Carlisle Construction Materials
GDC Integrates Artificial Intelligence for Automated Metadata Tagging in Sitecore Content Hub
4 Min Read
Industry: Manufacturing
Client/Market Size: 2,400 Employees
Location: Carlisle, PA
Carlisle Construction Materials LLC (CCM) is a diversified manufacturer and supplier of premium building products and related technologies for the commercial and residential construction markets. CCM has been a recognized leader in the roofing industry for half a century, offering high-performance single-ply roofing solutions that include EPDM, TPO, PVC and roof garden systems.
Business Need
In the world of digital content management, organizations are constantly faced with the challenge of efficiently extracting and managing valuable metadata from a large volume of assets. For a prominent supplier of premium building products that continues to be at the forefront of the digital age, CCM needed a solution around cataloging and managing an extensive repository of assets stored within their Sitecore Content Hub environment. Among the crucial metadata, one challenge was extracting accurate information from various document formats, including PDFs.
The initial approach of manual extraction and categorization of metadata proved to be time-consuming, resource-intensive, and prone to errors due to the diverse range of document formats. Furthermore, the limitations of Sitecore Content Hub’s native AI Analysis tool, which could not process PDFs and lacked customization options, created a pressing need for an alternative, more efficient solution.
Over the past year, Carlisle Construction Materials has greatly increased its focus on leveraging Artificial Intelligence for both efficiency gains and breakthrough innovation—many projects being larger in scale. With their expertise and access to the latest technologies, our partners at GDC IT Solutions have proven to us that AI-related projects don’t always need significant time and resources to deliver substantial value.
Robert Miley
Supervisor of Web Development
Carlisle Construction Materials, LLC
The Solution
To address this challenge, GDC IT Solutions (GDC) opted to use innovative Artificial Intelligence (AI) and Machine Learning (ML) technologies to create automated metadata tagging. They created an AI model for CCM that was built to employ state-of-the-art Machine Learning algorithms to intelligently detect and extract content. This content was then tagged as metadata from the assets stored within their Digital Asset Management (DAM) system called Sitecore Content Hub.

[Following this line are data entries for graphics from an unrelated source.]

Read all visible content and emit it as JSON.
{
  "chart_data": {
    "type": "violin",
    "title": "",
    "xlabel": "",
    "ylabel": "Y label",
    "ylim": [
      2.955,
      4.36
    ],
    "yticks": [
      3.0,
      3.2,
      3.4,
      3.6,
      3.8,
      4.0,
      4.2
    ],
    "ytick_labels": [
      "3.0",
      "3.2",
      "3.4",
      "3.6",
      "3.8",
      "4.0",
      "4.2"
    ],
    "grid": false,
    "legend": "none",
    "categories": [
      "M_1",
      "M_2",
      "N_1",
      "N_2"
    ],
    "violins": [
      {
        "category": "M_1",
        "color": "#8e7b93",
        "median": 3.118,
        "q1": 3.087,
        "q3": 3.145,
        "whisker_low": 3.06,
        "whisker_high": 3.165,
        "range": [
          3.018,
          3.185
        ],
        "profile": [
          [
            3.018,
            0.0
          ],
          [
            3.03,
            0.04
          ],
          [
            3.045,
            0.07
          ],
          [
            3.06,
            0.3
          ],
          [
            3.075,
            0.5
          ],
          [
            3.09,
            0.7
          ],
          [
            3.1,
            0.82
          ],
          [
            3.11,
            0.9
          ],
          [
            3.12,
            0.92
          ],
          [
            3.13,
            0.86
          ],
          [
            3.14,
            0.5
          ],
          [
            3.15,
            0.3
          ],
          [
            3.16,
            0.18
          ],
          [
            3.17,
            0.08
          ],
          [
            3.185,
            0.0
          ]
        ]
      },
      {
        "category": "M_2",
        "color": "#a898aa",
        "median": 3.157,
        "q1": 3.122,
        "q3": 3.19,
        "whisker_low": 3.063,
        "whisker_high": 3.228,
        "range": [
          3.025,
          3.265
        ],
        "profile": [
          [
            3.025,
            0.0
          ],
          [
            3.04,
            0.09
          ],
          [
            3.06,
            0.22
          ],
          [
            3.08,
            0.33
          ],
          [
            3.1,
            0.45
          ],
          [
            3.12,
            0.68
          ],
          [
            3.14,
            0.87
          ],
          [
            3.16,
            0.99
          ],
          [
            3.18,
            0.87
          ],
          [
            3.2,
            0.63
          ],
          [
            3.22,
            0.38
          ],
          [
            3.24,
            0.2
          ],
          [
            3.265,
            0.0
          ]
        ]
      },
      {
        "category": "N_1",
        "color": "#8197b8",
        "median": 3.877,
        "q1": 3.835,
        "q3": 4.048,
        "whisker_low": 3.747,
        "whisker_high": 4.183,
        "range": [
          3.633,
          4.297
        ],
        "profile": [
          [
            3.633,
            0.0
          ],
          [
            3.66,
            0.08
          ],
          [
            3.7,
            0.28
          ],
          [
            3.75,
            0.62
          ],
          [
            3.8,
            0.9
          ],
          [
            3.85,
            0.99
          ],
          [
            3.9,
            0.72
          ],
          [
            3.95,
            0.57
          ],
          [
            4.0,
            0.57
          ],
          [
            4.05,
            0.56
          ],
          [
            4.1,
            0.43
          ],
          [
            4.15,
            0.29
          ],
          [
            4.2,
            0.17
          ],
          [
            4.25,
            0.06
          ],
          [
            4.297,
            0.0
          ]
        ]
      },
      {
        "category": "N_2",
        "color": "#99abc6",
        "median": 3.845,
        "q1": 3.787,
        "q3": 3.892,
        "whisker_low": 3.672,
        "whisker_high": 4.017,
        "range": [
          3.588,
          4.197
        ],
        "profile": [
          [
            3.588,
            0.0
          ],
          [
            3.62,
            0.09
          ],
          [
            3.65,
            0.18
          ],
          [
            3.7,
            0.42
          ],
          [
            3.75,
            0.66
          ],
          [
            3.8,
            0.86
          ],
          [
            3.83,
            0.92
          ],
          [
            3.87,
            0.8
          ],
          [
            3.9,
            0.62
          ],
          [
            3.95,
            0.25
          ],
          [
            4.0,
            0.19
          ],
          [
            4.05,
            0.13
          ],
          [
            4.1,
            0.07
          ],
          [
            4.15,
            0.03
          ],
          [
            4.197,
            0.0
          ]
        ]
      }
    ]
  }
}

The project unfolded in three key phases:
Data Collection and Training with Advanced ML Techniques: The first step involved collecting a diverse dataset of sample documents from Content Hub. These samples served as the basis for training the custom AI model. By annotating and confirming the locations and values of metadata in these documents, the AI model began to learn how to recognize and extract this vital information.
Custom Model Development: The process of creating an effective AI model proved to be iterative, given the diversity of document types. The team had to experiment with different model architectures, fine-tune parameters, and adapt the model to accurately identify metadata in various contexts. The model was trained using machine learning techniques, incorporating Natural Language Processing (NLP) for text-based documents and image analysis for other formats.
Integration with Sitecore Content Hub: Once the custom AI model reached an elevated level of confidence in detecting and extracting metadata, it was integrated directly into Sitecore Content Hub’s workflow. Assets from Content Hub were obtained via its accessible REST API, and each document was fed into the processing pipeline for the AI model to obtain the appropriate information.
The integration was designed to operate effortlessly and seamlessly within CCM’s content management system. The result was a streamlined process, ensuring the automated metadata tagging was accurately extracted and associated with each asset. Content Hub’s extensibility enabled the development of a customized solution, setting a real-world precedent for the application of AI driven technology in a business environment.
The Results
The implementation of a custom AI model to automate the extraction of content from the assets as metadata in Sitecore Content Hub yielded significant results, proving to be a creative and highly effective solution to an otherwise tedious problem. The outcomes of this project were as follows:
Efficiency Gains: The custom AI model significantly accelerated the process of metadata extraction. Manually reviewing and cataloging over 5,000 assets within Sitecore Content Hub would have been time-consuming and resource intensive. With the AI model in place, this task was automated and performed with high accuracy.
Cost Savings: The automation of this process reduced the labor costs associated with manual data extraction. Additionally, the avoidance of potential errors in date extraction improved data accuracy and quality, saving resources that would have been expended in rectifying mistakes.
Resource Optimization: Human resources were freed from repetitive and time-consuming data entry tasks, allowing them to focus on more strategic and creative aspects of content management and production.
Scalability: The custom AI model is adaptable and scalable. As CCM’s content library grows, the model can be updated and fine-tuned to accommodate new document formats and variations, ensuring continued efficiency.
The integration of a custom AI model for the extraction of metadata in Sitecore Content Hub demonstrated how creative and technology-driven solutions can solve real-world content management challenges. GDC successfully streamlined the metadata management process for CCM, resulting in savings of time, money, and resources. This enhancement also led to improved accuracy, consistency, and an enhanced digital experience within its content catalog, serving as a testament to the power of AI in transforming content management workflows.